The United Arab Emirates (UAE) which is hosting UN’s COP28 later this year is solidifying its position as a leader in carbon credits in Africa by committing hundreds of millions of dollars to generate carbon offsets on the continent and buy land from African governments.

A coalition of major UAE energy and financial companies announced their intention to purchase $450 million worth of carbon credits from Africa by 2030. While this move  generated excitement at the Africa Climate Summit, it also sparked criticism from environmental groups, who argue that carbon credits may divert attention from essential climate and biodiversity actions, such as ending fossil fuel expansion.

The African Carbon Markets Initiative (ACMI) is at the forefront of this push, aiming to significantly increase carbon credit generation in Africa with support from UAE-based investors and organizations.

Additionally, UAE’s Blue Carbon is partnering with African governments to manage forests and produce carbon credits, a move that has garnered mixed reactions and raised concerns about land ownership and rights. Critics contend that carbon credits can perpetuate pollution and suggest alternative approaches for addressing climate change.

Climate finance

Africa Exim Bank (Afreximbank)’s President Prof. Benedict Oramah, who led a delegation at the Summit and emphasized the need for action on climate finance. The bank’s commitment focused on climate adaptation, including collaboration with Africa Risk Capacity to protect African economies from climate-induced food security crises.

Some of the dignitaries who attended the Africa Climate Summit (ACS). PHOTO/PRESIDENCY

Afreximbank also advocated for a global carbon tax to support climate insurance programs. Additionally, the bank supported African member states in navigating climate challenges by investing in infrastructure for a low-carbon transition and promoting renewable energy.

This participation followed Afreximbank’s involvement in COP27 in 2022 and a US$3 billion Country Programme with the Government of Kenya in May 2023, which included climate change adaptation initiatives. President Oramah highlighted Afreximbank’s significant contributions to Africa’s climate resilience and economic growth.

U.S. climate envoy John Kerry highlighted the disproportionate impact of climate change on Africa and low-lying nations, citing migration and conflict as consequences. African leaders are pushing for market-based financing mechanisms like carbon credits and debt-for-nature swaps to mobilize much-needed funding.

Despite calls for increased climate financing, Africa has received only about 12% of the required funds, partly due to a perception of risk. The summit aims to rebrand Africa as a climate investment destination rather than solely a victim of climate-related challenges.

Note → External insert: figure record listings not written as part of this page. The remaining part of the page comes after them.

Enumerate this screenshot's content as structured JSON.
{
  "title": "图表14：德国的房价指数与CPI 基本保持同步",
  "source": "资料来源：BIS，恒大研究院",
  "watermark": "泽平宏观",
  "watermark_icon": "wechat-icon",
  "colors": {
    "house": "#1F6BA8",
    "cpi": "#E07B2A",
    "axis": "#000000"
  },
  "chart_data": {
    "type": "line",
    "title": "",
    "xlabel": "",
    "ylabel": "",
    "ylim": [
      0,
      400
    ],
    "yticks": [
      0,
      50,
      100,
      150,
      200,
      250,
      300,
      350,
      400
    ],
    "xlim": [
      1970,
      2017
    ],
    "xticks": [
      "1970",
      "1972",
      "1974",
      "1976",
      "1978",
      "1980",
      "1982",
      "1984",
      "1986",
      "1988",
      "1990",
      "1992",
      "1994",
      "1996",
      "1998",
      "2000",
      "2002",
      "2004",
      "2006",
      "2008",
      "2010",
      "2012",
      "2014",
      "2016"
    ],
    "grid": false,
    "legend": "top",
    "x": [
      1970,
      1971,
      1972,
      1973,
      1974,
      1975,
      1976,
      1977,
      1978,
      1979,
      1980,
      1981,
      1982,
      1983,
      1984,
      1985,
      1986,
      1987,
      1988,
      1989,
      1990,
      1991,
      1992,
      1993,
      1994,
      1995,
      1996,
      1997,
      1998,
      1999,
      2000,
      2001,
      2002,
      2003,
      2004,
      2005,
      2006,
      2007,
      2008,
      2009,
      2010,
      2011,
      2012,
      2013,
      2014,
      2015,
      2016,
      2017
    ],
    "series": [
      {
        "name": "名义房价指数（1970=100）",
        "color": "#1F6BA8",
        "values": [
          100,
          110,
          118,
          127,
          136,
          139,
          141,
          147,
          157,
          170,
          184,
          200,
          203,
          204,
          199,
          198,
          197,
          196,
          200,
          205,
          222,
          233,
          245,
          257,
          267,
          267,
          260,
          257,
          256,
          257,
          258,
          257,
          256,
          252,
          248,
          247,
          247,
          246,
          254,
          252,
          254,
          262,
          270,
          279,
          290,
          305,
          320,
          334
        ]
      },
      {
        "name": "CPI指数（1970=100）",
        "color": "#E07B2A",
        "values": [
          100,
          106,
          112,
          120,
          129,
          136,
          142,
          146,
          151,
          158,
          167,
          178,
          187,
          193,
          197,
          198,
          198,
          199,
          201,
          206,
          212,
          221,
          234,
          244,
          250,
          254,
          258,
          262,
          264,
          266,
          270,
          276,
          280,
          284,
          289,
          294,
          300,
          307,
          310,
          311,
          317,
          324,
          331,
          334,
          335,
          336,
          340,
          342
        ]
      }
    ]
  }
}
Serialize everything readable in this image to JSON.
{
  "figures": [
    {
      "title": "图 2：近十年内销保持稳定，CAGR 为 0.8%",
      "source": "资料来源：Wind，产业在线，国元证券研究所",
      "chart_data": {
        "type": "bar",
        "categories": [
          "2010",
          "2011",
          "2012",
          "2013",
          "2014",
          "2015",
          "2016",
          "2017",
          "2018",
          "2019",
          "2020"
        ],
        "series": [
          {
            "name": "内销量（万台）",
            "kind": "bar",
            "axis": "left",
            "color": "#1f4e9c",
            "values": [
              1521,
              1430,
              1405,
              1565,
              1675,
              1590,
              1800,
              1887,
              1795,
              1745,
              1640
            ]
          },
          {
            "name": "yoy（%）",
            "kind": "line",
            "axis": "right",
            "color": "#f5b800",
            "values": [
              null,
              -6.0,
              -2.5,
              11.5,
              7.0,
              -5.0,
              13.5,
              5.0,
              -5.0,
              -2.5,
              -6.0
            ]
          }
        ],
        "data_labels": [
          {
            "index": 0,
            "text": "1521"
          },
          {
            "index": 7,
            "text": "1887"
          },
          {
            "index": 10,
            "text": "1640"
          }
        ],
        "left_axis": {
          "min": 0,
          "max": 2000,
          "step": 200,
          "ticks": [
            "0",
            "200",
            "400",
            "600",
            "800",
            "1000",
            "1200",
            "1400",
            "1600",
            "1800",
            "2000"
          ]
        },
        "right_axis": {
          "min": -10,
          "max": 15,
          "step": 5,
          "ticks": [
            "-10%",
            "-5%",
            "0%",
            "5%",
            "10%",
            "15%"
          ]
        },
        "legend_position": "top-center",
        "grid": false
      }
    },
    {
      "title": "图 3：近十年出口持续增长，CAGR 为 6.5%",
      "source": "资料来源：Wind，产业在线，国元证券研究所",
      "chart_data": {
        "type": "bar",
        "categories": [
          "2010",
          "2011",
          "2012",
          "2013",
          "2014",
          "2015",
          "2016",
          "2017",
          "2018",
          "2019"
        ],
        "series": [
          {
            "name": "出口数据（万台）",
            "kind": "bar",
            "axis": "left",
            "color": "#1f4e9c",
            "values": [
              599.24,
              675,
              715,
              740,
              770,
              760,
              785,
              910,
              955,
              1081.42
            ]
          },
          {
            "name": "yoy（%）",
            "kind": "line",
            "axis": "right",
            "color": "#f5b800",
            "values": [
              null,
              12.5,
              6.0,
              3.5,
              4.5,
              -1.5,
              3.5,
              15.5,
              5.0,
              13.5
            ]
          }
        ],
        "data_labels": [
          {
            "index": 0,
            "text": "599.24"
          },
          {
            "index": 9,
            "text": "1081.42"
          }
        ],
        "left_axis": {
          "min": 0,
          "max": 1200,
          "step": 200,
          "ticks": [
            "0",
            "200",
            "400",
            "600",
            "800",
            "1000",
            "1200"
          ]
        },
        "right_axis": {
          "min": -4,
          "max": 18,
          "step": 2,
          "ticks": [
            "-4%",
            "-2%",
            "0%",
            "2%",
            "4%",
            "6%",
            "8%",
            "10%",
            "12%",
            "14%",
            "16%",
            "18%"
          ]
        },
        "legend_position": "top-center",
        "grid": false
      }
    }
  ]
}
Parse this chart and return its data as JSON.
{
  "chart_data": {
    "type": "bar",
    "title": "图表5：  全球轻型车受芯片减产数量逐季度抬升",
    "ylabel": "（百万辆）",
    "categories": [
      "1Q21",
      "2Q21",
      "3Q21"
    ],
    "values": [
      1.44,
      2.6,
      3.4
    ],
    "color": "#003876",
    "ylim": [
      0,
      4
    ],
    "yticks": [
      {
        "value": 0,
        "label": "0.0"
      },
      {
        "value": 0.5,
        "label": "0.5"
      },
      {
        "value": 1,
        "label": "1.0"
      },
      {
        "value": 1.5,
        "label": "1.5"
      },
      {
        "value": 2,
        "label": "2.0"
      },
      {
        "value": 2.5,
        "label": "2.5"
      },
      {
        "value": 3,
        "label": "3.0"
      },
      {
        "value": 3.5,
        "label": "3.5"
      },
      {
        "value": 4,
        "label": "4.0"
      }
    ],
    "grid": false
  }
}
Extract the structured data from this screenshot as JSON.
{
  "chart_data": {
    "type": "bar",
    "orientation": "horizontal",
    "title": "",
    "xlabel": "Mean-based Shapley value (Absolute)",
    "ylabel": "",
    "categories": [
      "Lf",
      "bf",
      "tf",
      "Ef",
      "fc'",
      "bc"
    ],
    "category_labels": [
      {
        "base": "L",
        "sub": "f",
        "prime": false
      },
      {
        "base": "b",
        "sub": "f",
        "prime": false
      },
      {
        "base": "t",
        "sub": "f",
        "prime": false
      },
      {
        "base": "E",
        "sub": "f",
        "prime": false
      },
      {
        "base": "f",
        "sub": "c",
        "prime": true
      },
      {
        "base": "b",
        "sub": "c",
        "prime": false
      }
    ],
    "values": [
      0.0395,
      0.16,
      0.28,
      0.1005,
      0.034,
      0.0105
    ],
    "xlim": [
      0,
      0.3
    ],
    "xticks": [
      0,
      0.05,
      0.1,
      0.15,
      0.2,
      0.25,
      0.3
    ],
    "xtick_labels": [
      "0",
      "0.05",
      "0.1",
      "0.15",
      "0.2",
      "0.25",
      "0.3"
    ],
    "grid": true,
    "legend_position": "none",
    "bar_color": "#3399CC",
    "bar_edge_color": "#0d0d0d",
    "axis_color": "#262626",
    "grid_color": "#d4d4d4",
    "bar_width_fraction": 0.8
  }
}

Uganda’s climate activist Vanessa Nakate believes that Africa holds vital solutions for the global climate crisis. Nakate and other activists call for solutions led by and for African people to address the climate crisis and challenge the summit’s focus on rich-nation interests.

The inaugural Africa Climate Summit in Nairobi aims to secure financing to ensure Africa’s prosperity while combating climate change. Despite contributing only 2-3% of global greenhouse gas emissions, Africa bears a disproportionate burden of climate change impacts.

The summit brought together leaders from 54 African nations to define a shared vision of green development. President William Ruto emphasized the need for international support to unblock financing and ease debt burdens on African countries. Achieving climate goals requires an eight-fold increase in global energy investment.

UN Secretary-General António Guterres proposed the creation of an African Renewable Energy Alliance and advocated for debt relief, re-capitalization of Multilateral Development Banks, and a yearly SDG Stimulus.

Additionally, he called for reforms in global governance structures to ensure African representation and rectify historical injustices.

The Secretary-General pledged to collaborate with African leaders and organizations to achieve a peaceful, prosperous, and sustainable future for the continent.